2.5. Metrology Frame Deformations - Calibration
Hardware used:
- Position sensor far way from the DCM. An angular sensor may be used instead. The sensor should have high bandwidth
Using a position sensor far away from the DCM (ideally a quadrant photodiode with high measurement bandwidth).
2.6. Ensure crystal relative pose
Interferometers are only measuring relative displacement.
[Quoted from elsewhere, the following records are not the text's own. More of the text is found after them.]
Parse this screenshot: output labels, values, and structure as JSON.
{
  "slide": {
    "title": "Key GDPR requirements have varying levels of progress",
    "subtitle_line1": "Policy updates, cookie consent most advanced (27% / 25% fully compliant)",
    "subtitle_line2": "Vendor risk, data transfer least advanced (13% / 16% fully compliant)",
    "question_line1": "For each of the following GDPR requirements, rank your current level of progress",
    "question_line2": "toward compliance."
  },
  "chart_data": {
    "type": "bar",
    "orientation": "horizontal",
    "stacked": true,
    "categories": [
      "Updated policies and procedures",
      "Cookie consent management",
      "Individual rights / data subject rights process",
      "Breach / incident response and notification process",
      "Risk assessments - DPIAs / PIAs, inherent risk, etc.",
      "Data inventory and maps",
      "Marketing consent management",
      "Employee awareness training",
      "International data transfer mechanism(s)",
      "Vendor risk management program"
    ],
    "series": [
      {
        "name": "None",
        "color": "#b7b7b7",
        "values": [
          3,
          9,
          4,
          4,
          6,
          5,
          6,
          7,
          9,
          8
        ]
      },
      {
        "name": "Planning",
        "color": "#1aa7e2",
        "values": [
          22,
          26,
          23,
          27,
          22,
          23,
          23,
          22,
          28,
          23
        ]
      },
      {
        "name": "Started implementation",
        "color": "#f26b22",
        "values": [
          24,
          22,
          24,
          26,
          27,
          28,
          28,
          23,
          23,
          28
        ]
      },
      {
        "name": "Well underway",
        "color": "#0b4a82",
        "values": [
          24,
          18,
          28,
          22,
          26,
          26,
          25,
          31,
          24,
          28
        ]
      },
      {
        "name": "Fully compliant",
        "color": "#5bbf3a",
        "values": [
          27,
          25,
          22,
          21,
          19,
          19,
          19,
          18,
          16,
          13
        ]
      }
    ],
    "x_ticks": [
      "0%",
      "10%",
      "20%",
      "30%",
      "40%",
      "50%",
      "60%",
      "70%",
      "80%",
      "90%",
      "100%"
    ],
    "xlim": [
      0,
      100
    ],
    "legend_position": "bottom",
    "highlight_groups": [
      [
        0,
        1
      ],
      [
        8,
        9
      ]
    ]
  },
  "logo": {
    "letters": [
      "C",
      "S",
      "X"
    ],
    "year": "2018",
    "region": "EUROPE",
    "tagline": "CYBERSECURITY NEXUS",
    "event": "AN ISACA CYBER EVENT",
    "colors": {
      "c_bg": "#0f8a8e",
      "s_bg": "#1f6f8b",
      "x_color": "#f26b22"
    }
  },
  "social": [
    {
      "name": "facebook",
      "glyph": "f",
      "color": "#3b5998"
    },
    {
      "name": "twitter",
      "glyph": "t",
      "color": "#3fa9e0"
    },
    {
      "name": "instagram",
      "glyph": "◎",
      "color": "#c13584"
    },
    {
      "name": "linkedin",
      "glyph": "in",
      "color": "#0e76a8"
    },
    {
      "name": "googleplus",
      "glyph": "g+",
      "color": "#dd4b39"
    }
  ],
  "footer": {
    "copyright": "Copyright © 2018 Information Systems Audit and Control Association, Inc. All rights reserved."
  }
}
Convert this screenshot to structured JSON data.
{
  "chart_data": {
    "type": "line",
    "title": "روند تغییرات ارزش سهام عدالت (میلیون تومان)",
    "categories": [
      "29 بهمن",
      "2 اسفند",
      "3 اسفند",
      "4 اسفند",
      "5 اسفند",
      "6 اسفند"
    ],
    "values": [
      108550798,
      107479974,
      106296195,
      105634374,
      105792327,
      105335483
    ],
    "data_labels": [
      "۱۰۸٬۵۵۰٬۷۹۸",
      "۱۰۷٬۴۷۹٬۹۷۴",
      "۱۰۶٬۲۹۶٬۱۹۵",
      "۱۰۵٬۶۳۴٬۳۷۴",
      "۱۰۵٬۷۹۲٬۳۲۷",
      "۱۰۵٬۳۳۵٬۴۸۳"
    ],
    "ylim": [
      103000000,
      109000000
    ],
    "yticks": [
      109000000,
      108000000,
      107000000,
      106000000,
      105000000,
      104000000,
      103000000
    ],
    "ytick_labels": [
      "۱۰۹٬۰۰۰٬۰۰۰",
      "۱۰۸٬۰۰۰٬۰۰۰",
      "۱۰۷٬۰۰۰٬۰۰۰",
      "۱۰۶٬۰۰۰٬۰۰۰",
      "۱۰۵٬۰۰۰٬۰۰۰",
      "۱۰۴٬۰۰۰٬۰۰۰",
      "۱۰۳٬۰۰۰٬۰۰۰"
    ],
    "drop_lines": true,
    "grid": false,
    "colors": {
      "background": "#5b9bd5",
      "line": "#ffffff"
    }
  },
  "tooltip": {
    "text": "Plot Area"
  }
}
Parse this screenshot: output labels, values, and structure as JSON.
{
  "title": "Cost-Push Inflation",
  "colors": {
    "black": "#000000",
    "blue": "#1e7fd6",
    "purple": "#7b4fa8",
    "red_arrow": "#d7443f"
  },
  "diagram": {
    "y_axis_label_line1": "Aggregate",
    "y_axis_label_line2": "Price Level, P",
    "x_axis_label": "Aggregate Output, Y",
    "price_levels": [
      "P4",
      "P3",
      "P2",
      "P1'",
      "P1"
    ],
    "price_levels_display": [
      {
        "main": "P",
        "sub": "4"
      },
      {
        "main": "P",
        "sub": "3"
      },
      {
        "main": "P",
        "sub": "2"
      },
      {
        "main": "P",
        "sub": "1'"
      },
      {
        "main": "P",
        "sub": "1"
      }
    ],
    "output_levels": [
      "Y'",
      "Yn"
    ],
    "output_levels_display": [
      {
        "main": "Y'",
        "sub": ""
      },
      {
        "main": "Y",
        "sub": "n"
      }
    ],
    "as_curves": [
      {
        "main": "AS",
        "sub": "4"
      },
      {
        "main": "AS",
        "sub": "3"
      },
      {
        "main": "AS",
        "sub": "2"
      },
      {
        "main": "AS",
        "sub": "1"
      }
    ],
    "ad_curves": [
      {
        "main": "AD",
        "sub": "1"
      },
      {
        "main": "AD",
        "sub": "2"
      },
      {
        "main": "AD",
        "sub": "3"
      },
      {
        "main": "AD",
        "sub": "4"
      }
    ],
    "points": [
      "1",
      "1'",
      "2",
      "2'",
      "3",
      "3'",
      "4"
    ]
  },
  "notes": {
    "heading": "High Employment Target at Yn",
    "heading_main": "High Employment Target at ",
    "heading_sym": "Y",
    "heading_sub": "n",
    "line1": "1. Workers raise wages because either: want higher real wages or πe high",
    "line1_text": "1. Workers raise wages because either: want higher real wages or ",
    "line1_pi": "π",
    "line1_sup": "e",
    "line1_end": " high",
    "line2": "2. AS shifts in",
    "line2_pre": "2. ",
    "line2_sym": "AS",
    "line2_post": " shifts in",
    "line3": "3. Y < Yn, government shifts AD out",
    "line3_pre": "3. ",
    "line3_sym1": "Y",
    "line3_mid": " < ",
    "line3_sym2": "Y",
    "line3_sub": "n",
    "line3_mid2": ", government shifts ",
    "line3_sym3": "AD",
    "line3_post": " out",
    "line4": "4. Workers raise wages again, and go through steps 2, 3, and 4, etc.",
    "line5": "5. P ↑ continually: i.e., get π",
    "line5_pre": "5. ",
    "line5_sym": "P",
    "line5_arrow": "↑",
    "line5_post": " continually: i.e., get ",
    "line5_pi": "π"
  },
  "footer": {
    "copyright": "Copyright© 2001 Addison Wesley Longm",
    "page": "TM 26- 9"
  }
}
Therefore, it is important to correctly initialize them.
They should be initialize in such a way that:
- \(r_x = 0\) and \(r_y = 0\) when the two crystallographic planes are parallel
- measured \(d_z\) is indeed equal to the distance between the crystallographic planes.
The main issue is therefore to determine when the planes are parallel and to know the distance between the crystals with an external metrology.
Note that the interferometers should not be reset the same way for the two pairs of crystals as their crystallographic planes are not parallel.
All the following should be performed in mode C for better results.
2.6.1. Rocking curve to find \(y\) crystal parallelism
Perform a rocking curve to find the maximum output beam intensity. At the maximum intensity, the two crystals are parallel and the interferometers can be reset in such a way that \(r_y = 0\).
2.6.2. Bragg scan to find \(x\) crystal parallelism
Measure the rotation of the output beam along the \(z\) axis. This can be performed by using a position sensor positioned away from the DCM or using an angular metrology (lens + position sensor at the focal plane).
Perform a scan in mode C (i.e. closed loop, \(r_x \approx 0\) during the scan), and measure simultaneously the \(R_z\) motion of the output beam.
The \(r_x\) offset can be estimated from the data. This offset is then included in the interferometer data as an offset.
2.6.3. Bragg scan to find the distance between the crystals
Consider:
- \(\epsilon_{d_z}\) an error in the distance estimation between the crystals
- \(\theta\) the Bragg angle
- \(\epsilon_z(\theta)\) the vertical motion of the output
It can be shown that:
\begin{equation} \boxed{\epsilon_z(\theta) = \epsilon_{d_z} \cdot 2 \cos \theta} \end{equation}e_dz = 0.1e-3; e_dz = 1; thetas = 0:1:90; e_z = e_dz*2*cos(thetas*pi/180);
figure; plot(thetas, e_z) xlabel('Bragg Angle [deg]'); ylabel('Beam Z-offset [$\mu$m]');
The cosine function can be fitted from the data and the distance offset can be estimated.
The accuracy of the results depends on:
- how well the metrology deformations are calibrated
- How close the sensor is from the DCM and how well is the y parallelism between the crystals.
- How sensitive and accurate is the sensor
If a quadrant photodiode is used, a feedback loop may be performed between the measured \(z\) motion by the photodiode and the vertical \(z\) motion of the piezoelectric actuators. This means that:
- \(r_x\) and \(r_y\) are regulated from the interferometers
- \(d_z\) is regulated from the photodiodes
Then, by plotting the measured \(z\) motion of the crystals by the interferometers as a function of the Bragg angle, it should be possible to estimate the offset between the crystals.